The GDPR requires Google to maintain records of certain information, including the contact details of your EU representative (if your organization is not established in the EU) and Data Protection Officer (DPO), where applicable.
School Admin users needs to:
1- Sign in to the Google Admin console.
2- Go to Company profile > Profile.
3- Click Profile
4- Scroll down to the Security and Privacy Additional Terms section
5- Review and accept the Data processing Amendment and EU Model Contract Clauses as screenshot- and Opt in to DPA version 2.0.
6- Click Show more to see Legal & compliance.
7- In the Legal & compliance section, enter details for your EU representative and DPO as needed- as screenshot
8- Click Save.
What is a data controller? What is a data processor?
A data controller determines the purposes and means of processing of personal data. A data processor processes personal data on behalf of a data controller. G Suite customers will typically act as the data controller for any personal data they provide to Google in connection with their use of G Suite. Google is a data processor and processes personal data on behalf of the data controller when the data controller is using G Suite.
What are my obligations as a customer and data controller?
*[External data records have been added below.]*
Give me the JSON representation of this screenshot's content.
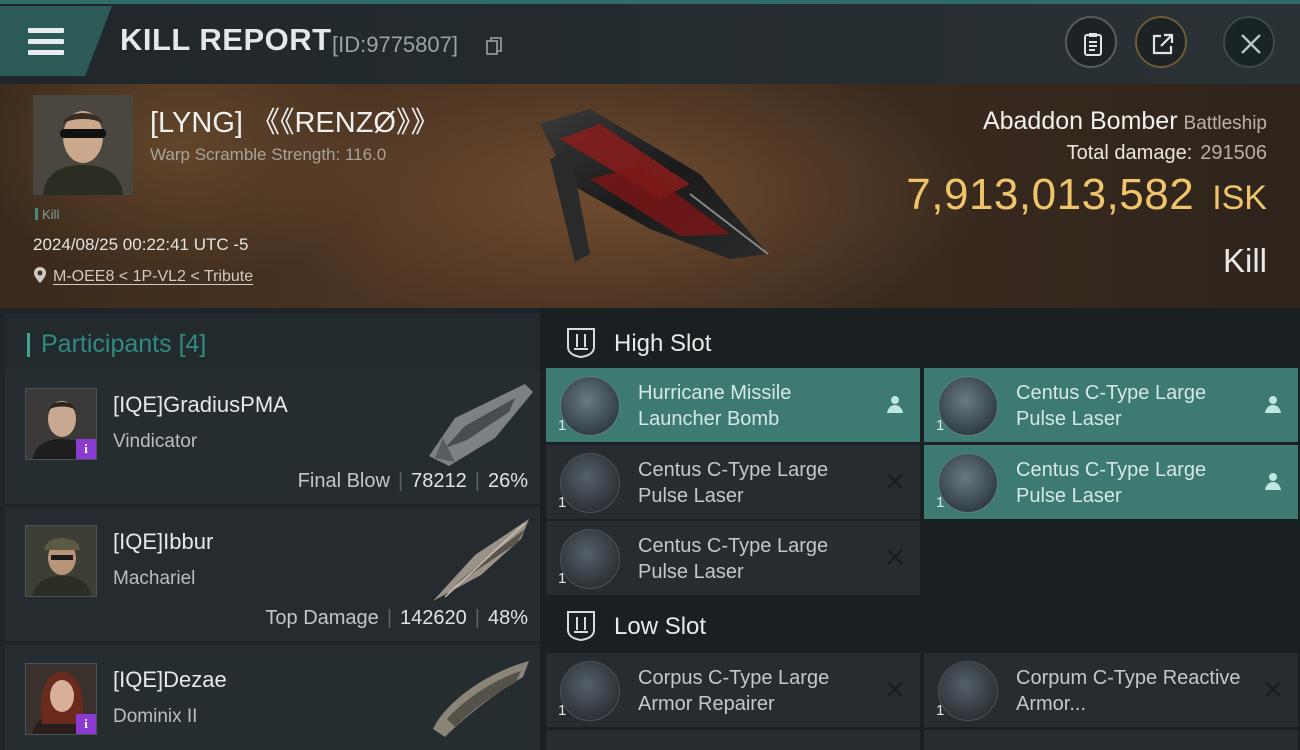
{
  "header": {
    "title": "KILL REPORT",
    "kill_id": "[ID:9775807]"
  },
  "victim": {
    "name": "[LYNG] 《《RENZØ》》",
    "warp_scramble": "Warp Scramble Strength: 116.0",
    "type_tag": "Kill",
    "datetime": "2024/08/25 00:22:41 UTC -5",
    "location": "M-OEE8 < 1P-VL2 < Tribute",
    "ship_name": "Abaddon Bomber",
    "ship_class": "Battleship",
    "total_damage_label": "Total damage:",
    "total_damage": "291506",
    "isk_value": "7,913,013,582",
    "isk_unit": "ISK",
    "result": "Kill"
  },
  "participants": {
    "label": "Participants",
    "count": "[4]",
    "rows": [
      {
        "name": "[IQE]GradiusPMA",
        "ship": "Vindicator",
        "role": "Final Blow",
        "damage": "78212",
        "percent": "26%",
        "badge": "i"
      },
      {
        "name": "[IQE]Ibbur",
        "ship": "Machariel",
        "role": "Top Damage",
        "damage": "142620",
        "percent": "48%",
        "badge": ""
      },
      {
        "name": "[IQE]Dezae",
        "ship": "Dominix II",
        "role": "",
        "damage": "",
        "percent": "",
        "badge": "i"
      }
    ]
  },
  "fitting": {
    "high_slot_label": "High Slot",
    "low_slot_label": "Low Slot",
    "high": [
      {
        "name": "Hurricane Missile Launcher Bomb",
        "qty": "1",
        "status": "dropped",
        "icon": "missile-launcher-icon"
      },
      {
        "name": "Centus C-Type Large Pulse Laser",
        "qty": "1",
        "status": "dropped",
        "icon": "pulse-laser-icon"
      },
      {
        "name": "Centus C-Type Large Pulse Laser",
        "qty": "1",
        "status": "destroyed",
        "icon": "pulse-laser-icon"
      },
      {
        "name": "Centus C-Type Large Pulse Laser",
        "qty": "1",
        "status": "dropped",
        "icon": "pulse-laser-icon"
      },
      {
        "name": "Centus C-Type Large Pulse Laser",
        "qty": "1",
        "status": "destroyed",
        "icon": "pulse-laser-icon"
      }
    ],
    "low": [
      {
        "name": "Corpus C-Type Large Armor Repairer",
        "qty": "1",
        "status": "destroyed",
        "icon": "armor-repairer-icon"
      },
      {
        "name": "Corpum C-Type Reactive Armor...",
        "qty": "1",
        "status": "destroyed",
        "icon": "reactive-armor-icon"
      }
    ]
  },
  "colors": {
    "accent_teal": "#3c7a72",
    "isk_gold": "#f0c46a",
    "badge_purple": "#8b3bd1"
  }
}
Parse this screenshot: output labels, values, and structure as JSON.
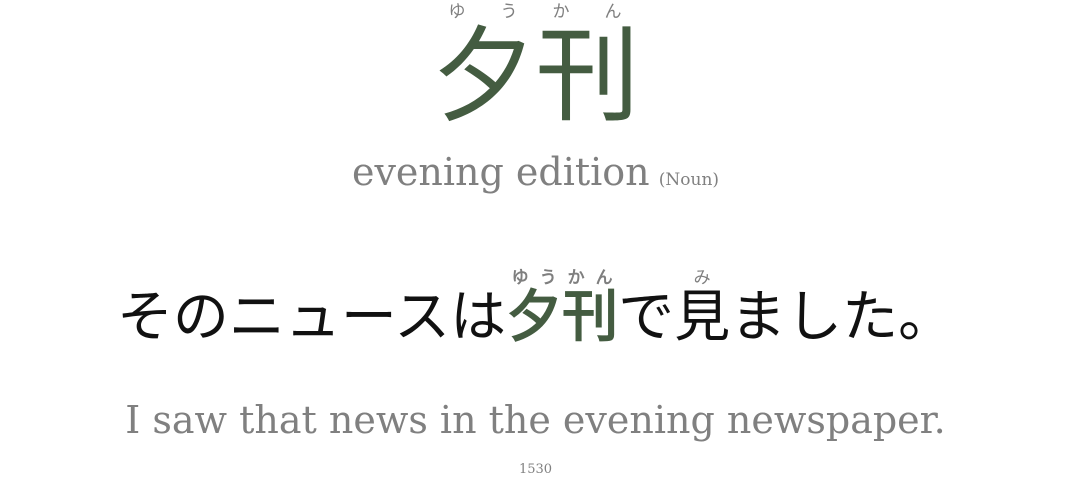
{
  "word": {
    "kanji": "夕刊",
    "reading": "ゆうかん",
    "meaning": "evening edition",
    "part_of_speech": "(Noun)"
  },
  "sentence": {
    "before": "そのニュースは",
    "target": "夕刊",
    "target_reading": "ゆうかん",
    "middle": "で",
    "kanji2": "見",
    "kanji2_reading": "み",
    "after": "ました。"
  },
  "translation": "I saw that news in the evening newspaper.",
  "card_id": "1530",
  "colors": {
    "accent": "#445c41",
    "muted": "#808080",
    "text": "#111111"
  }
}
Data controllers are responsible for implementing appropriate technical and organizational measures to ensure and demonstrate that any data processing is performed in compliance with the GDPR. Controllers' obligations relate to principles such as lawfulness, fairness and transparency, purpose limitation, data minimisation, and accuracy, as well as fulfilling data subjects' rights with respect to their data. You can find guidance related to your responsibilities under the GDPR by regularly checking the website of your national or lead data-protection authority under the GDPR (as applicable), as well as by reviewing publications by data-privacy associations, such as the International Association of Privacy Professionals (IAPP). You should also seek independent legal advice relating to your status and obligations under the GDPR, as only a lawyer can provide you with legal advice specifically tailored to your situation.
What is a Data Protection Officer or DPO?
A Data Protection Officer (DPO) is the person designated, where applicable, to facilitate compliance with the provisions of the GDPR. The GDPR defines the criteria and the conditions under which a DPO must be designated.
What is a Customer EU Representative?
A Customer EU Representative is the person designated, where applicable, to represent customers not established in the EU with regard to their obligations under the GDPR.